Melambatnya pertumbuhan ekonomi global diyakini bakal berpengaruh ke industri dalam negeri. Namun, selalu ada peluang di setiap situasi. Optimisme mesti terus menyala.
Oleh
Cyprianus Anto Saptowalyono
·2 menit baca
Melambatnya pertumbuhan ekonomi global diyakini bakal berpengaruh ke industri dalam negeri. Namun, selalu ada peluang dan tantangan di setiap situasi. Optimisme mesti terus menyala.
Pelaku industri alas kaki, misalnya, yakin kebutuhan alas kaki global akan tetap tumbuh seiring bertambahnya populasi dunia. Optimisme itu terlontar dari Ketua Pengembangan Sport Shoes dan Hubungan Luar Negeri Dewan Pengurus Nasional Asosiasi Persepatuan Indonesia Budiarto Tjandra awal tahun 2019 terkait peluang ekspor alas kaki di tengah prediksi perlambatan pertumbuhan ekonomi global.
Keyakinan itu merupakan sesuatu yang logis mengingat alas kaki adalah produk yang selalu dibutuhkan orang. Optimisme pelaku usaha di berbagai sektor memang penting. Sebaliknya, pesimisme mesti dikubur dalam-dalam.
Apalagi, dalam kondisi apa pun, pasti selalu ada peluang atau pilihan tindakan. Namun, kemampuan pelaku industri menggarap peluang mesti didukung para pemangku kepentingan agar kian tangguh.

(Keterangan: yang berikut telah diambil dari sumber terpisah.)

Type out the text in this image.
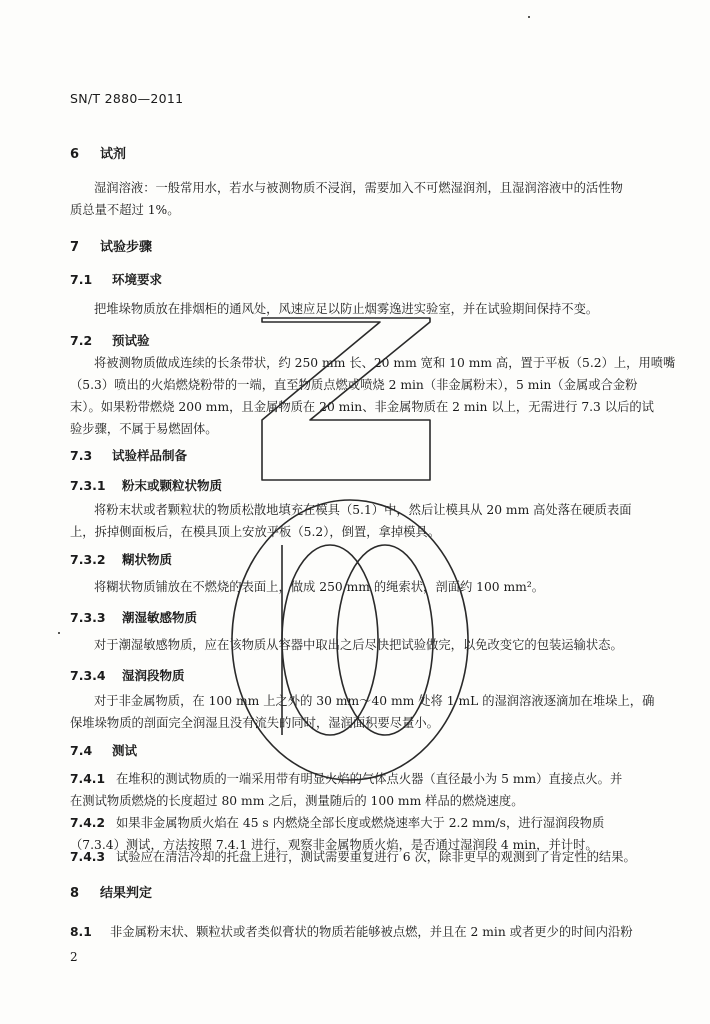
SN/T 2880—2011
6 试剂
湿润溶液：一般常用水，若水与被测物质不浸润，需要加入不可燃湿润剂，且湿润溶液中的活性物
质总量不超过 1%。
7 试验步骤
7.1 环境要求
把堆垛物质放在排烟柜的通风处，风速应足以防止烟雾逸进实验室，并在试验期间保持不变。
7.2 预试验
将被测物质做成连续的长条带状，约 250 mm 长、20 mm 宽和 10 mm 高，置于平板（5.2）上，用喷嘴
（5.3）喷出的火焰燃烧粉带的一端，直至物质点燃或喷烧 2 min（非金属粉末），5 min（金属或合金粉
末）。如果粉带燃烧 200 mm，且金属物质在 20 min、非金属物质在 2 min 以上，无需进行 7.3 以后的试
验步骤，不属于易燃固体。
7.3 试验样品制备
7.3.1 粉末或颗粒状物质
将粉末状或者颗粒状的物质松散地填充在模具（5.1）中，然后让模具从 20 mm 高处落在硬质表面
上，拆掉侧面板后，在模具顶上安放平板（5.2），倒置，拿掉模具。
7.3.2 糊状物质
将糊状物质铺放在不燃烧的表面上，做成 250 mm 的绳索状，剖面约 100 mm²。
7.3.3 潮湿敏感物质
对于潮湿敏感物质，应在该物质从容器中取出之后尽快把试验做完，以免改变它的包装运输状态。
7.3.4 湿润段物质
对于非金属物质，在 100 mm 上之外的 30 mm～40 mm 处将 1 mL 的湿润溶液逐滴加在堆垛上，确
保堆垛物质的剖面完全润湿且没有流失的同时，湿润面积要尽量小。
7.4 测试
7.4.1 在堆积的测试物质的一端采用带有明显火焰的气体点火器（直径最小为 5 mm）直接点火。并
在测试物质燃烧的长度超过 80 mm 之后，测量随后的 100 mm 样品的燃烧速度。
7.4.2 如果非金属物质火焰在 45 s 内燃烧全部长度或燃烧速率大于 2.2 mm/s，进行湿润段物质
（7.3.4）测试，方法按照 7.4.1 进行，观察非金属物质火焰，是否通过湿润段 4 min，并计时。
7.4.3 试验应在清洁冷却的托盘上进行，测试需要重复进行 6 次，除非更早的观测到了肯定性的结果。
8 结果判定
8.1 非金属粉末状、颗粒状或者类似膏状的物质若能够被点燃，并且在 2 min 或者更少的时间内沿粉
2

Harapan pelaku industri soal dukungan dari pemangku juga terlontar pada rangkaian pameran International Manufacturing Components dan Wood Working Machinery Exhibition di Jakarta, September 2018. Di kesempatan itu, pembicara dari Himpunan Industri Mebel dan Kerajinan Indonesia (HIMKI) menyoroti arti penting dukungan, termasuk kebijakan pemerintah, dalam meningkatkan daya saing industri. Harapannya, industri mebel dalam negeri mampu memenangkan persaingan di pasar domestik dan ekspor.
Sebagai ilustrasi, sebelum tahun 1970-an, pusat kekuatan industri mebel ada di negara-negara Eropa. Namun, pada tahun 1970-an hingga 1980-an, kekuatan industri mebel bergeser ke Asia dengan pusat di Taiwan, Hong Kong, dan Singapura.
Dalam perkembangannya, situasi berubah lagi. Dalam kurun sekitar 10 tahun kemudian, China mengebut dan akhirnya mampu mendominasi kekuatan industri mebel dunia.
Tentu ada yang salah sehingga Indonesia, negeri kaya bahan baku industri mebel, kalah berlaga di pasar mebel dunia.
Merujuk data CSIL (center for industrial studies) yang diolah HIMKI (2016), China berada di posisi pertama dunia dengan nilai ekspor mebel mencapai 52 miliar dollar AS. Vietnam menempati urutan kelima dunia dengan nilai ekspor mebel 8,5 miliar dollar AS. Malaysia ada di peringkat ke-11 dunia dengan nilai ekspor mebel 2,4 miliar dollar AS. Sementara Indonesia di urutan ke-18 dunia dengan nilai ekspor mebel 1,7 miliar dollar AS.
Tentu ada yang salah sehingga Indonesia, negeri kaya bahan baku industri mebel, kalah berlaga di pasar mebel dunia. Pemetaan masalah dan solusi mengatasi persoalan kiranya merupakan pekerjaan yang harus dilakukan tanpa henti.
Apalagi beragam sektor industri di Tanah Air masing-masing memiliki tantangan tersendiri. Tantangan yang harus dijawab bersama agar industri dalam negeri mampu berkinerja gemilang, bahkan di saat kondisi ekonomi dunia sedang lesu.